A few weeks ago I went on a solo photography trip to India to shoot a self-assignment about the nomadic communities living in Gujarat. As part of my pre-trip preparation I undertook some research, bouncing ideas around with friends, checking articles and other resources, and learning about the current reality and life conditions of these groups. I knew the two plus weeks I had planned to devote to this trip where going to be tight for such a complex subject matter, but I was more than happy to take the challenge.
With about 4 million members in more than 300 different communities, the nomadic population of the state of Gujarat is quite substantial and diverse.
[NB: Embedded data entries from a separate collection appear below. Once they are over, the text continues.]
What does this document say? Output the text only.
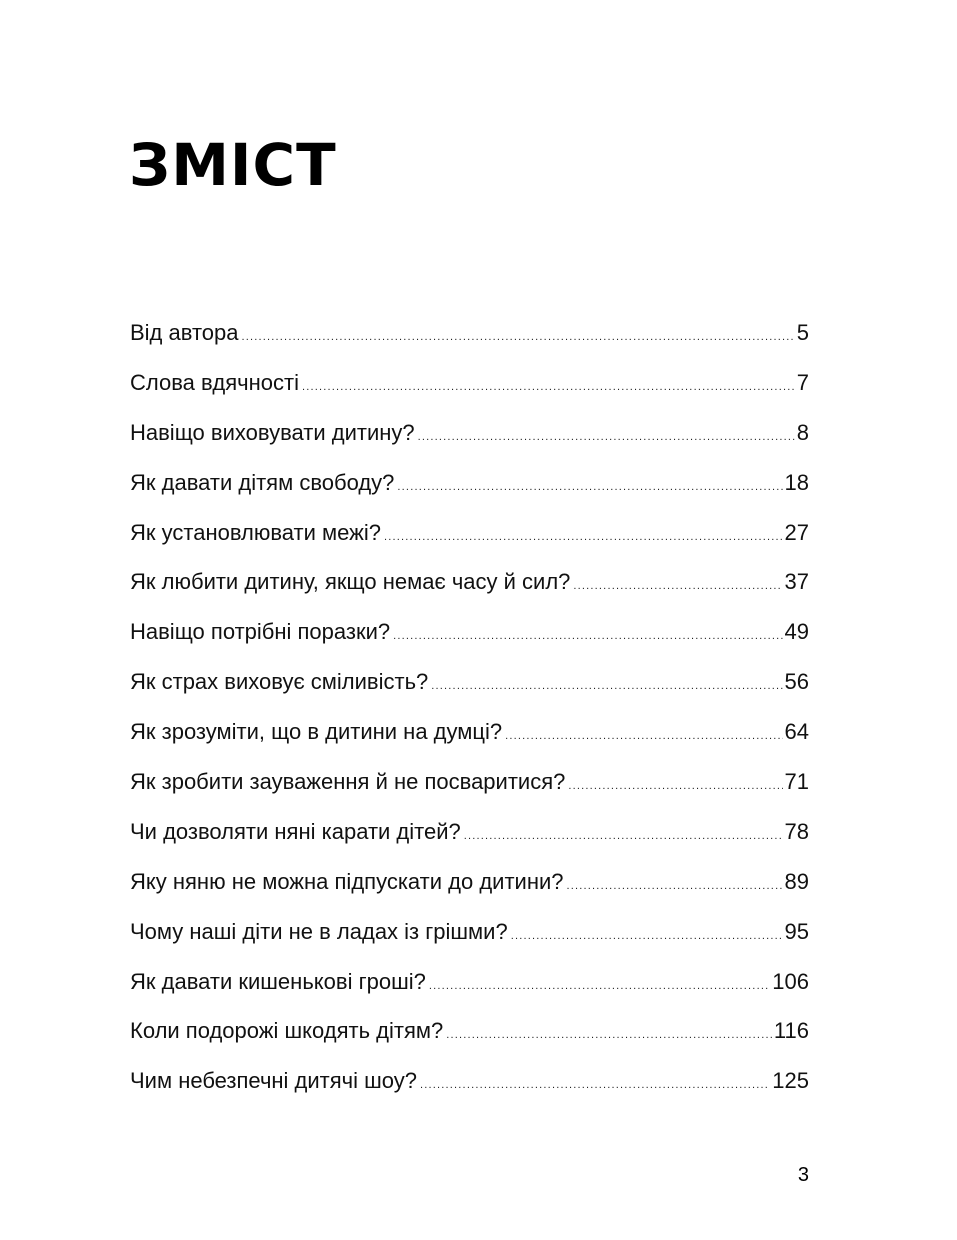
ЗМІСТ
Від автора .....	5
Слова вдячності .....	7
Навіщо виховувати дитину? .....	8
Як давати дітям свободу? .....	18
Як установлювати межі? .....	27
Як любити дитину, якщо немає часу й сил? .....	37
Навіщо потрібні поразки? .....	49
Як страх виховує сміливість? .....	56
Як зрозуміти, що в дитини на думці? .....	64
Як зробити зауваження й не посваритися? .....	71
Чи дозволяти няні карати дітей? .....	78
Яку няню не можна підпускати до дитини? .....	89
Чому наші діти не в ладах із грішми? .....	95
Як давати кишенькові гроші? .....	106
Коли подорожі шкодять дітям? .....	116
Чим небезпечні дитячі шоу? .....	125
3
In the past each nomadic community used to provide a specific service to the society: many groups specialised in performing – they were musicians, fire-eaters, snake-charmers, acrobats, whereas other tribes would carry out manual work (e.g. ironsmiths, knife-sharpeners, bamboo artisans). Technology and industrialisation have contributed to the collapse of the demand for such services, leaving these people out of work, threatening the survival of their culture and traditions, and – what’s worse – eroding their livelihood.
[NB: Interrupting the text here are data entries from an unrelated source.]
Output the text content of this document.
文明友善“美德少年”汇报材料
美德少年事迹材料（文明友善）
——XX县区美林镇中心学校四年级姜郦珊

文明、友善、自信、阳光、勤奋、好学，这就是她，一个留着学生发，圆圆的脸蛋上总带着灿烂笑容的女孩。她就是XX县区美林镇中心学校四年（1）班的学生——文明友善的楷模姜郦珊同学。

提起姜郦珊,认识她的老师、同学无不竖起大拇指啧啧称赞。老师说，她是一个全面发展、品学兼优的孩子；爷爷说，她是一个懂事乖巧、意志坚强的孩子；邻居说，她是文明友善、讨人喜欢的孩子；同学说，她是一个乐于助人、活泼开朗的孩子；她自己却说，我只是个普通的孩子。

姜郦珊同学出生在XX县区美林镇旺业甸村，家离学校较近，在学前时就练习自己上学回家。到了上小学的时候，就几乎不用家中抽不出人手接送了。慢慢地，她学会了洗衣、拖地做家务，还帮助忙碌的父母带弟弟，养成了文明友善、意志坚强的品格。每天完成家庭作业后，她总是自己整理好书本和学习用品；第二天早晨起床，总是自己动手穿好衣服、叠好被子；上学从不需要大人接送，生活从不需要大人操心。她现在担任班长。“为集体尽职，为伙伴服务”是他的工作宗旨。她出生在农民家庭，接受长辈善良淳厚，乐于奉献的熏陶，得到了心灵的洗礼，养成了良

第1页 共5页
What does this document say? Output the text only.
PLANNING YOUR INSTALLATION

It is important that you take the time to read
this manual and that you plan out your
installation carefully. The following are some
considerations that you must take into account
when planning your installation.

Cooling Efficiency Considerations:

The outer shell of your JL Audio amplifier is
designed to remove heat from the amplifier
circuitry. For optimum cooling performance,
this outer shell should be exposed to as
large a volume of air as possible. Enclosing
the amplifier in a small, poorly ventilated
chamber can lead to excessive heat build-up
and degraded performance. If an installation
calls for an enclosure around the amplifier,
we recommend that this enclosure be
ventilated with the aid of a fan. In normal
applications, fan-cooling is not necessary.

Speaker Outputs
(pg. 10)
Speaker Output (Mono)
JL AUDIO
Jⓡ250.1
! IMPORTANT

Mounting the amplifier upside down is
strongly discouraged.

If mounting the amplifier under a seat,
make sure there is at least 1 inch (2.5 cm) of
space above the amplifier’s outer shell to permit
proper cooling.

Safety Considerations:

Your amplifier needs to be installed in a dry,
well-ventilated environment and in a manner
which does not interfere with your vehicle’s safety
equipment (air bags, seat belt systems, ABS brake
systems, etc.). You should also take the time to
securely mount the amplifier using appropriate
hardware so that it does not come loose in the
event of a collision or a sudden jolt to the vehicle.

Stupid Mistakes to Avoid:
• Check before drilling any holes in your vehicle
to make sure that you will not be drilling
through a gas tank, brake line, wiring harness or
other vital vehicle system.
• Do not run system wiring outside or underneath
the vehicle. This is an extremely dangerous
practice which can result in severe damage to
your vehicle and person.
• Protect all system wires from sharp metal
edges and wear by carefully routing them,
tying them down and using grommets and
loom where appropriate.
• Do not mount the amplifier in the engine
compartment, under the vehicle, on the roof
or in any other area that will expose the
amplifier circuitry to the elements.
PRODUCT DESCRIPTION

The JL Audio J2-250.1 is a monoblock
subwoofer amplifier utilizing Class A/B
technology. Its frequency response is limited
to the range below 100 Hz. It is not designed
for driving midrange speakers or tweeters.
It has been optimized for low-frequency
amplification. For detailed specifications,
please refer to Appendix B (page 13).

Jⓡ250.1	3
The level of literacy among these communities is negligible and therefore it’s hard for nomads to move on to other jobs and pursue alternative, solid sources of income. Plus, they’re often victims of prejudice and discrimination, which makes their lives even harder. As if that wasn’t enough, there’s no record of their existence as individuals in the civil registry, which ultimately means they have no IDs, they can’t vote, and are also unable to apply for government benefits and so on.
During my research I stumbled upon a name – Mittal Patel, a young former journalist from Ahmedabad, who has made the upliftment of the nomadic communities of Gujarat her mission in life. As founding member and managing trustee of Vicharta Samuday Samarthan Manch (VSSM), an Ahmedabad based NGO, she’s helped thousands of nomads gain access to basic rights and improve their lives. The successful interventions VSSM carried out in the last few years include establishing “informal” schools within settlements, helping some nomad children gain access to public schools, helping adults get IDs and voter cards, and providing financial and bureaucratic help when needed for the construction of homes.
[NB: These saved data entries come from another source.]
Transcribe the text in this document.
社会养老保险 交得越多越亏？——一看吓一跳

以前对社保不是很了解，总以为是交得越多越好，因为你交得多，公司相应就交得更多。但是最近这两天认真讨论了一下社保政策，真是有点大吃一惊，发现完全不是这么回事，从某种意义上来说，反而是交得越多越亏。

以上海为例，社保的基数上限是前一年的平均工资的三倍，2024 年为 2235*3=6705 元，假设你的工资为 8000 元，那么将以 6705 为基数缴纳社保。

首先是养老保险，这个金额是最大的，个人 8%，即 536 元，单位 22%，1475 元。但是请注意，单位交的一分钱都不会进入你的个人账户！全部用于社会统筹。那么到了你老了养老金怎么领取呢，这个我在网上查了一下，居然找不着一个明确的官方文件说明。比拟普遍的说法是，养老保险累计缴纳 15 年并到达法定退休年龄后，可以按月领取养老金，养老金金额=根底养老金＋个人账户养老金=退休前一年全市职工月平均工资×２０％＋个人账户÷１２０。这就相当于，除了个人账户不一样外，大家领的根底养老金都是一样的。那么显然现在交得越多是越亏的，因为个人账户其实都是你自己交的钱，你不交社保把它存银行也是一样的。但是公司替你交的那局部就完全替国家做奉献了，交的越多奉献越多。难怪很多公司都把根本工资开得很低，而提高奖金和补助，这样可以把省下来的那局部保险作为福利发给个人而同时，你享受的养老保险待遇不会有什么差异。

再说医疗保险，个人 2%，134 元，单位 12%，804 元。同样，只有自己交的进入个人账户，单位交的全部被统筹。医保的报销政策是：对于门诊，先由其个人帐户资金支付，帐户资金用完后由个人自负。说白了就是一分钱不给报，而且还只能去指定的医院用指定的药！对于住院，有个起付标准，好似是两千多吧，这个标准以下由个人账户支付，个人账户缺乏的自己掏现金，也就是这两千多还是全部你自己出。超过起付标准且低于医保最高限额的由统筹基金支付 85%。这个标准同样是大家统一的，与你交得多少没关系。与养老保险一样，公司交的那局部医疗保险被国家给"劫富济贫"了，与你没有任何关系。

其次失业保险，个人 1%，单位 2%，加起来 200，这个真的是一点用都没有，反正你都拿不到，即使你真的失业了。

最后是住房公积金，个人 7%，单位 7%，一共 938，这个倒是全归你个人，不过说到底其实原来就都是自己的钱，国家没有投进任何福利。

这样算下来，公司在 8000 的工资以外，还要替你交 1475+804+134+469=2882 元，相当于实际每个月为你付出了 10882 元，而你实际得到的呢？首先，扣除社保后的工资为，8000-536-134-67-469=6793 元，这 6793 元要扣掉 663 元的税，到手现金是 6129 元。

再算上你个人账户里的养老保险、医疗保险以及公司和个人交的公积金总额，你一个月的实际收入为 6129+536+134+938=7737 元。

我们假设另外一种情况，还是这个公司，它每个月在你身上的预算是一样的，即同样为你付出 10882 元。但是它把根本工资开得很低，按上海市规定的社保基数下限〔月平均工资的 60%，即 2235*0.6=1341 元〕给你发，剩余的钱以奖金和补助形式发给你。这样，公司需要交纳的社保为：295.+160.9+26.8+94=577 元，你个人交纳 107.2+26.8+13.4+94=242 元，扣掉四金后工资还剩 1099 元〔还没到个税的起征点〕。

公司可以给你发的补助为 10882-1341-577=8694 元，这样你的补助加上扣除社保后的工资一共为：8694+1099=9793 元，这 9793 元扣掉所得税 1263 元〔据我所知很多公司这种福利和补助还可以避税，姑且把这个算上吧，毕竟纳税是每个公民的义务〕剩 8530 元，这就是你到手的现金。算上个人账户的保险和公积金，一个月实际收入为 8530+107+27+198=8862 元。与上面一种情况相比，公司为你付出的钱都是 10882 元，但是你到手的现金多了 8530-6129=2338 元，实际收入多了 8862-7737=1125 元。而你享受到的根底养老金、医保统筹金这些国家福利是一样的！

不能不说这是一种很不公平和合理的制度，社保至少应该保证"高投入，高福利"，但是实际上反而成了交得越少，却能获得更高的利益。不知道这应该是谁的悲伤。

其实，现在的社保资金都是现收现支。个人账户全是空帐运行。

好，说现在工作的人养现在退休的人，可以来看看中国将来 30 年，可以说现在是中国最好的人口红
I contacted VSSM before my trip and told them about my interest in nomadic tribes, and asked whether they would be able to help me access some of the settlements they work with. It wasn’t long before I received an email back from them saying they were happy to help me with my project, and asking me to meet them at their office once I was in Ahmedabad.
When I finally visited the VSSM office, Vimla, the Chief Administrative Officer , recommended an itinerary and called some of the local coordinators in the districts I was going to visit to confirm they were available to show me the settlements in their area. When everything was sorted out I was excited and ready to go – fortunately I had my Indian friend Amit with me all the time: once I left Ahmedabad English was no more an option and he had to help me communicate with the outside world. Amit was also the “organizer” of the team, because he was the one picking the phone, booking accommodation and sorting out our transportation.
When I was on the way to the first settlement with Harshad and Amit, I think I was a bit nervous – I was concerned that people would find it annoying to have someone with a camera around their homes. But as I entered the camp I was welcomed by a number of smiling people. They all knew about my project and were happy to collaborate and have their pictures taken. Now it was all up to me to decide what to shoot and how. My aim was making images that show nomads in their environment and give an idea of how their daily life looks like. I was also interested in photographing success stories and issues related to how these communities are integrating in the mainstream society and document some of the work VSSM is conducting. I’m not yet sure whether I have achieved all I wanted to achieve, but I know that I’ve at least put the basis of a photo documentary project that I will most likely continue shooting in the next future.